[Devel] Re: [PATCH 03/16] net: Basic network namespace infrastructure.

Sun Sep 9 09:45:47 PDT 2007

On Sun, Sep 09, 2007 at 04:04:45AM -0600, Eric W. Biederman wrote:
> "Paul E. McKenney" <paulmck at linux.vnet.ibm.com> writes:
> 
> > On Sat, Sep 08, 2007 at 03:15:34PM -0600, Eric W. Biederman wrote:
> >> 
> >> This is the basic infrastructure needed to support network
> >> namespaces.  This infrastructure is:
> >> - Registration functions to support initializing per network
> >>   namespace data when a network namespaces is created or destroyed.
> >> 
> >> - struct net.  The network namespace data structure.
> >>   This structure will grow as variables are made per network
> >>   namespace but this is the minimal starting point.
> >> 
> >> - Functions to grab a reference to the network namespace.
> >>   I provide both get/put functions that keep a network namespace
> >>   from being freed.  And hold/release functions serve as weak references
> >>   and will warn if their count is not zero when the data structure
> >>   is freed.  Useful for dealing with more complicated data structures
> >>   like the ipv4 route cache.
> >> 
> >> - A list of all of the network namespaces so we can iterate over them.
> >> 
> >> - A slab for the network namespace data structure allowing leaks
> >>   to be spotted.
> >
> > If I understand this correctly, the only way to get to a namespace is
> > via get_net_ns_by_pid(), which contains the rcu_read_lock() that matches
> > the rcu_barrier() below.
> 
> Not quite.  That is the convoluted case for getting a namespace someone
> else is using.  current->nsproxy->net_ns works and should require no
> locking to read (only the current process may modify it) and does hold
> a reference to the network namespace.  Similarly for sock->sk_net.

Ah!  Got it, thank you for the explanation.

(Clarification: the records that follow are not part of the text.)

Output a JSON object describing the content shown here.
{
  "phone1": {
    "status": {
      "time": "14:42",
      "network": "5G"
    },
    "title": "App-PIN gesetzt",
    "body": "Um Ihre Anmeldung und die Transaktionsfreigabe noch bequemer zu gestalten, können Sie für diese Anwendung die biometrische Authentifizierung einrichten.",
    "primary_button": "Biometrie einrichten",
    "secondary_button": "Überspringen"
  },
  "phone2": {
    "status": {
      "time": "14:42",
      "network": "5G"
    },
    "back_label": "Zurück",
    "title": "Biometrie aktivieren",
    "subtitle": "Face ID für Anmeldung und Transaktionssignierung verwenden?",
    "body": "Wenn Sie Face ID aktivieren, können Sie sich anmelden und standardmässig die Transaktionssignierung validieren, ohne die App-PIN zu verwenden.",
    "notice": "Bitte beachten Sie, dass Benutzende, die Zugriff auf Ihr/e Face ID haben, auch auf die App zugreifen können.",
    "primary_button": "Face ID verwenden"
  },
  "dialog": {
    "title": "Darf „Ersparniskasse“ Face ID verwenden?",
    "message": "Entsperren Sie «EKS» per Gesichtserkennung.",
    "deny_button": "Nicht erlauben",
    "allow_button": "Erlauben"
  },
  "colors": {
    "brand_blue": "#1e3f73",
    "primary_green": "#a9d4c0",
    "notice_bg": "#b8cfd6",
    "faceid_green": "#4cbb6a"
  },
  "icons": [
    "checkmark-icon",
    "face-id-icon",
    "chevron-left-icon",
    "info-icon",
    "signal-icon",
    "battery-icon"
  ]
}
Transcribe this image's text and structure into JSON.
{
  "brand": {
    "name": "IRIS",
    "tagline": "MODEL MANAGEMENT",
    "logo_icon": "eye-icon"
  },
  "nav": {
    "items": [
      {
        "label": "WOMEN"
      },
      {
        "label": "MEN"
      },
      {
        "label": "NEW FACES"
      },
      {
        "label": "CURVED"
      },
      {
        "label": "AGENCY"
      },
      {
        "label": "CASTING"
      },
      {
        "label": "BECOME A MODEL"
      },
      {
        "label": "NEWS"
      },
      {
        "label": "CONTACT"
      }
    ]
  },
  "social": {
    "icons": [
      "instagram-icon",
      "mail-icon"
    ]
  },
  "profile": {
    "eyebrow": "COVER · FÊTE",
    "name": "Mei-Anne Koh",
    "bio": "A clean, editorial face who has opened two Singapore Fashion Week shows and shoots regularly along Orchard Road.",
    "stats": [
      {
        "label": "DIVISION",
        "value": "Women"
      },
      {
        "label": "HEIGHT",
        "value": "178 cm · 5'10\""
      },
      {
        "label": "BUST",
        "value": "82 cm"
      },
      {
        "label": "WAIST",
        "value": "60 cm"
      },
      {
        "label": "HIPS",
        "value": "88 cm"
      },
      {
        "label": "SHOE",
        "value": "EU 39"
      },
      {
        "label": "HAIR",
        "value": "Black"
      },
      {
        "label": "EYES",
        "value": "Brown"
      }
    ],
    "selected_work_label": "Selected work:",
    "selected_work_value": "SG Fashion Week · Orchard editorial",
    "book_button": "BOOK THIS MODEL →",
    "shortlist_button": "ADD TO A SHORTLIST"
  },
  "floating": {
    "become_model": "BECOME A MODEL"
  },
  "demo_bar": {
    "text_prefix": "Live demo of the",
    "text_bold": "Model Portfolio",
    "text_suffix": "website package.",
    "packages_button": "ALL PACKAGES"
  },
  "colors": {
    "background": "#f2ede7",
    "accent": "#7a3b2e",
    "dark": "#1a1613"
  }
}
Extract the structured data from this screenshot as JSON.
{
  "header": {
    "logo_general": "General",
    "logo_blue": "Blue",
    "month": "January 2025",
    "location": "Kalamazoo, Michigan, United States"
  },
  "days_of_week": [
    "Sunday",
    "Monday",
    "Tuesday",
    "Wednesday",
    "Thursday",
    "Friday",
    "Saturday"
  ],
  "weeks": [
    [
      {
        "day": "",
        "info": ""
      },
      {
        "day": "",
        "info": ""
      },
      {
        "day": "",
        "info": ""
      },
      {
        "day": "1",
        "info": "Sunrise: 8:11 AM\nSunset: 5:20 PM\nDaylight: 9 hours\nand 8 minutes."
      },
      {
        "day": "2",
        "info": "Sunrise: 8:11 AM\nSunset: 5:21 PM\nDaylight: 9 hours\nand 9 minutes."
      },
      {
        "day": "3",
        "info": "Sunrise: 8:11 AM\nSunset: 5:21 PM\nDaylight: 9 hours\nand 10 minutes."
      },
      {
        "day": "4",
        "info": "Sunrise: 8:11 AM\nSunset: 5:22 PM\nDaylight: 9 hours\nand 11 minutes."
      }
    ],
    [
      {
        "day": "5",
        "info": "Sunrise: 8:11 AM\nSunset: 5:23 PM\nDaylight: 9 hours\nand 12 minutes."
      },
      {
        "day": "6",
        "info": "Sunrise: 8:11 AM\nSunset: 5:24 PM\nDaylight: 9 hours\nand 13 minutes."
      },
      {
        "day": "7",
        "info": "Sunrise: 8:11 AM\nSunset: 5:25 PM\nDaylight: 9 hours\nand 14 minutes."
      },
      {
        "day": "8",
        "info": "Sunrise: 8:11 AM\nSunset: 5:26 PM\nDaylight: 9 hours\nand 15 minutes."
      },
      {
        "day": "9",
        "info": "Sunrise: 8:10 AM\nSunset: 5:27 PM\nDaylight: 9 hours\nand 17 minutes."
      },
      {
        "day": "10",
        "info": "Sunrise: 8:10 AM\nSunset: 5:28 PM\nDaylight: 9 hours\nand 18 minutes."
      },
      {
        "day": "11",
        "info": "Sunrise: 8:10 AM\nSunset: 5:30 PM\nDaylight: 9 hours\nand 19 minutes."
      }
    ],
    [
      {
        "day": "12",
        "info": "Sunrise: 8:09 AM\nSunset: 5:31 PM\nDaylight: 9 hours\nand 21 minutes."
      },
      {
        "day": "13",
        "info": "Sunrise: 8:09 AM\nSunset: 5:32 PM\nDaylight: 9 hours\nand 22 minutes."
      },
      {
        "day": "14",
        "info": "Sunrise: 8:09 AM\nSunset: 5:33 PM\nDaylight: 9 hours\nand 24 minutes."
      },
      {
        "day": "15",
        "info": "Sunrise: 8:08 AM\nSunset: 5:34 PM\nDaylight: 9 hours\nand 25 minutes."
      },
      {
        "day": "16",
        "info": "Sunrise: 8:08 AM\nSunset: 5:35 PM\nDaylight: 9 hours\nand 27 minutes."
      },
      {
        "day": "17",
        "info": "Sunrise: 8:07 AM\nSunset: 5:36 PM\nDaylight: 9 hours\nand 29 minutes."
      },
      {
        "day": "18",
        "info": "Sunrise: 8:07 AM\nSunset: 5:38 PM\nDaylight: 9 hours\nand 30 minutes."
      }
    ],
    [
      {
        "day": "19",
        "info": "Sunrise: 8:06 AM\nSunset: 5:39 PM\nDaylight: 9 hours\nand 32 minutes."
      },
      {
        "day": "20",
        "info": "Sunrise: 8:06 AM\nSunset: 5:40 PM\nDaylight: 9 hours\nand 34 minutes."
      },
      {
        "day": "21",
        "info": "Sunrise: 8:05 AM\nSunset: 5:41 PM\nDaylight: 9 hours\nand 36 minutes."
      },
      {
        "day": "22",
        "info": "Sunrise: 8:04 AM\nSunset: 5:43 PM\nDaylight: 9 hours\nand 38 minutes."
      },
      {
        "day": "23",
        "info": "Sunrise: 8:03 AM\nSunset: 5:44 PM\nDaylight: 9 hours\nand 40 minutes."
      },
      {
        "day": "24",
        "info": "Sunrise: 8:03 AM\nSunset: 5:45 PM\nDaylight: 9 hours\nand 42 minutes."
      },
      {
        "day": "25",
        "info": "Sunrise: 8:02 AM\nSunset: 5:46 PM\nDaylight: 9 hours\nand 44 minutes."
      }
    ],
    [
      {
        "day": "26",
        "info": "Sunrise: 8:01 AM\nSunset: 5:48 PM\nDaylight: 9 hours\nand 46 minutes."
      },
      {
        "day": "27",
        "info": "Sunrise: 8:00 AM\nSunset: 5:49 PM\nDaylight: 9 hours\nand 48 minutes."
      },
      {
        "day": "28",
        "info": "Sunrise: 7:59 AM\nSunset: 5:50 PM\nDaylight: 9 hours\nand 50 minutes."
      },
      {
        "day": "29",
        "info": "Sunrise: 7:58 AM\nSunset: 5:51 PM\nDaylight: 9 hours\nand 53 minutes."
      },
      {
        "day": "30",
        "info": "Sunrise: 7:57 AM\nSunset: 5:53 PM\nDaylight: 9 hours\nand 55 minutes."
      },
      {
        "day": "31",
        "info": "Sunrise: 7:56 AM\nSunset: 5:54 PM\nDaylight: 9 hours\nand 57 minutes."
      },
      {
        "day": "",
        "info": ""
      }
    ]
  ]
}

> > So, is the get_net() in sock_copy() in this patch adding a reference to
> > an element that is guaranteed to already have at least one reference?
> 
> Yes.
> 
> > If not, how are we preventing sock_copy() from running concurrently with
> > cleanup_net()?  Ah, I see -- in sock_copy() we are getting a reference
> > to the new struct sock that no one else can get a reference to, so OK.
> > Ditto for the get_net() in sk_alloc().
> 
> > But I still don't understand what is protecting the get_net() in
> > dev_seq_open().  Is there an existing reference? 
> 
> Sort of.  The directories under /proc/net are created when create
> a network namespace and they are destroyed when the network namespace
> is removed.  And those directories remember which network namespace
> they are for and that is what dev_seq_open is referencing.
> 
> So the tricky case what happens if we open a directory under /proc/net
> as we are cleaning up a network namespace.

Yep!  ;-)

> > If so, how do we know
> > that it won't be removed just as we are trying to add our reference
> > (while at the same time cleanup_net() is running)?  Ditto for the other
> > _open() operations in the same patch.  And for netlink_seq_open().
> >
> > Enlightenment?
> 
> Good spotting. It looks like you have found a legitimate race.  Grr.
> I thought I had a reference to the network namespace there.  I need to
> step back and think about this a bit, and see if I can come up with a
> legitimate idiom.
> 
> I know the network namespace exists and I have not finished
> cleanup_net because I can still get to the /proc entries.

OK.  Hmmm...  I need to go review locking for /proc...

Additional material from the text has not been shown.